Lower Bounds of the Hausdorff dimension for Feller processes

TL;DR

This paper establishes lower bounds for the Hausdorff dimension of sets generated by Feller processes, extending classical results for Lévy processes to a broader class of stochastic processes.

Contribution

It introduces new lower bounds for Hausdorff dimensions of Feller process paths, generalizing previous bounds known for Lévy processes.

Findings

Lower bounds depend on the symbol's real part growth rate.

Extends classical Lévy process dimension estimates to Feller processes.

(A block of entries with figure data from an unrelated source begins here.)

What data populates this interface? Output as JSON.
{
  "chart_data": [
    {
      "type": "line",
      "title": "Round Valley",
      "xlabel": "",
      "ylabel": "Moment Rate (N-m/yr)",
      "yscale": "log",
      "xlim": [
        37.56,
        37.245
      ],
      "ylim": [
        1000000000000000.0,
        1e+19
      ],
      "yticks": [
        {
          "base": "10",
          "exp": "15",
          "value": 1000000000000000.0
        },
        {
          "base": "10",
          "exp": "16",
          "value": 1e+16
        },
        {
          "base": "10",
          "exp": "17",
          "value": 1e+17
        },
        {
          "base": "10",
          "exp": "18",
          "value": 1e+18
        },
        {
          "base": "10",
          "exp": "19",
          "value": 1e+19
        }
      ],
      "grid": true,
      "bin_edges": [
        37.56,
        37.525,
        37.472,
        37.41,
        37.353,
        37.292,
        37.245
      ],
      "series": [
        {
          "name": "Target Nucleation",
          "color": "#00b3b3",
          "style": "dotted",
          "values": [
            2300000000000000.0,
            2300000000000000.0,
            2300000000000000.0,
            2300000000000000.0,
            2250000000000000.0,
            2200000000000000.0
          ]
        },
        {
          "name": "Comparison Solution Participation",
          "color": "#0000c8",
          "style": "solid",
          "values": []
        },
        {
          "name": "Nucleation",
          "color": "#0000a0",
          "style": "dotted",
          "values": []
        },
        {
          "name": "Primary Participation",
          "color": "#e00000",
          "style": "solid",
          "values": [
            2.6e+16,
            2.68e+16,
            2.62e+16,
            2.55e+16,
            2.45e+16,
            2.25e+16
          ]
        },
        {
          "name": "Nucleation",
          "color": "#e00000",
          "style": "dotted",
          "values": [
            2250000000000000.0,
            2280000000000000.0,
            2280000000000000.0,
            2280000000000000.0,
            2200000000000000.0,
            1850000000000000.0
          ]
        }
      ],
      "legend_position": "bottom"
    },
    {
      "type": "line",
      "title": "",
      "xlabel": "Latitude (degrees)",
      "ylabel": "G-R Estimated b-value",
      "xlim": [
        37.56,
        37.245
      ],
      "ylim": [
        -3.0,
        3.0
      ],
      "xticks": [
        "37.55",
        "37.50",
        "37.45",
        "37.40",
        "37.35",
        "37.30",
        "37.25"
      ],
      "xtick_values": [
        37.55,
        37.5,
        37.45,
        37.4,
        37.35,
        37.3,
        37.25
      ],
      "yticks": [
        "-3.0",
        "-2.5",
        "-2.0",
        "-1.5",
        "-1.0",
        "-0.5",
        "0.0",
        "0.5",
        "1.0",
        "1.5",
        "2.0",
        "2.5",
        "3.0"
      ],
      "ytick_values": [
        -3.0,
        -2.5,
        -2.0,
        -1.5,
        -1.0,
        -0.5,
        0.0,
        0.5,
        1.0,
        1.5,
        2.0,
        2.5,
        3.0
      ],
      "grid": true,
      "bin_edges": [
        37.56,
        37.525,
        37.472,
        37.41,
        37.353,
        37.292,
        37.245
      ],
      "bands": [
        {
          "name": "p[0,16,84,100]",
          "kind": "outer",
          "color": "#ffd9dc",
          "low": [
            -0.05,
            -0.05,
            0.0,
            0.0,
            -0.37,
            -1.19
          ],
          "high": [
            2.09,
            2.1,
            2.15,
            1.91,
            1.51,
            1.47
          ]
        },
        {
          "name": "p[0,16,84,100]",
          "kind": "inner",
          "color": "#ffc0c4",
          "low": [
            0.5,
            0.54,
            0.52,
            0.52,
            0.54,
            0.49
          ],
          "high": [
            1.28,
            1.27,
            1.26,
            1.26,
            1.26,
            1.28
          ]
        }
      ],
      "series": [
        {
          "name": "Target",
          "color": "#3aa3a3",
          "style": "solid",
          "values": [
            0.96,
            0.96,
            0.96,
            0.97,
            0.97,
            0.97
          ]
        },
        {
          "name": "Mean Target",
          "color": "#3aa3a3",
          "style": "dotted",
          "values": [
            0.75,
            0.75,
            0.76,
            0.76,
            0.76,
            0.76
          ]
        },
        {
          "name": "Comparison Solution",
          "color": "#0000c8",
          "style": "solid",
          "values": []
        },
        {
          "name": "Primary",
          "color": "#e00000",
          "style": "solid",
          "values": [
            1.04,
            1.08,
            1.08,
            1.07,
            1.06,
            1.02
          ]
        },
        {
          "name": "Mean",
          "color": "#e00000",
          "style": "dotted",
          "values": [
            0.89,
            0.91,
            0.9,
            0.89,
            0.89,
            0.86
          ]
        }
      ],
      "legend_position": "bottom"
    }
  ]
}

Provides conditions under which the bounds are almost surely attained.

Abstract

Let $(X_t)_{t\ge0}$ be a Feller process generated by a pseudo-differential operator whose symbol satisfies $\|p(\cdot,\xi)\|_\infty\le c(1+|\xi|^2)$ and $p(\cdot,0)\equiv0.$ We prove that, for a large class of examples, the Hausdorff dimension of the set $\{X_t: t\in E\}$ for any analytic set $E\subset [0,\infty)$ is almost surely bounded below by $\betalower \Dh E$, where \begin{align*} \betalower&:=\sup\left\{\delta>0: \lim_{|\xi|\to \infty} \frac{\inf_{z\in\R^d} \Re p(z,\xi)}{|\xi|^\delta}=\infty\right\}. \end{align*}This, along with the upper bound $ \betaupperstar \Dh E$ with \begin{align*} \betaupperstar &:=\inf\left\{\delta>0: \lim_{|\xi|\to \infty}\frac{\sup_{|\eta|\le {|\xi|}}\sup_{z\in\R^d} |p(z,\eta)|}{|\xi|^\delta}=0\right\} \end{align*} established in B\"{o}ttcher, Schilling and Wang (2014), extends the dimension estimates for L\'{e}vy processes of Blumenthal and Getoor (1961) and Millar (1971) to Feller processes.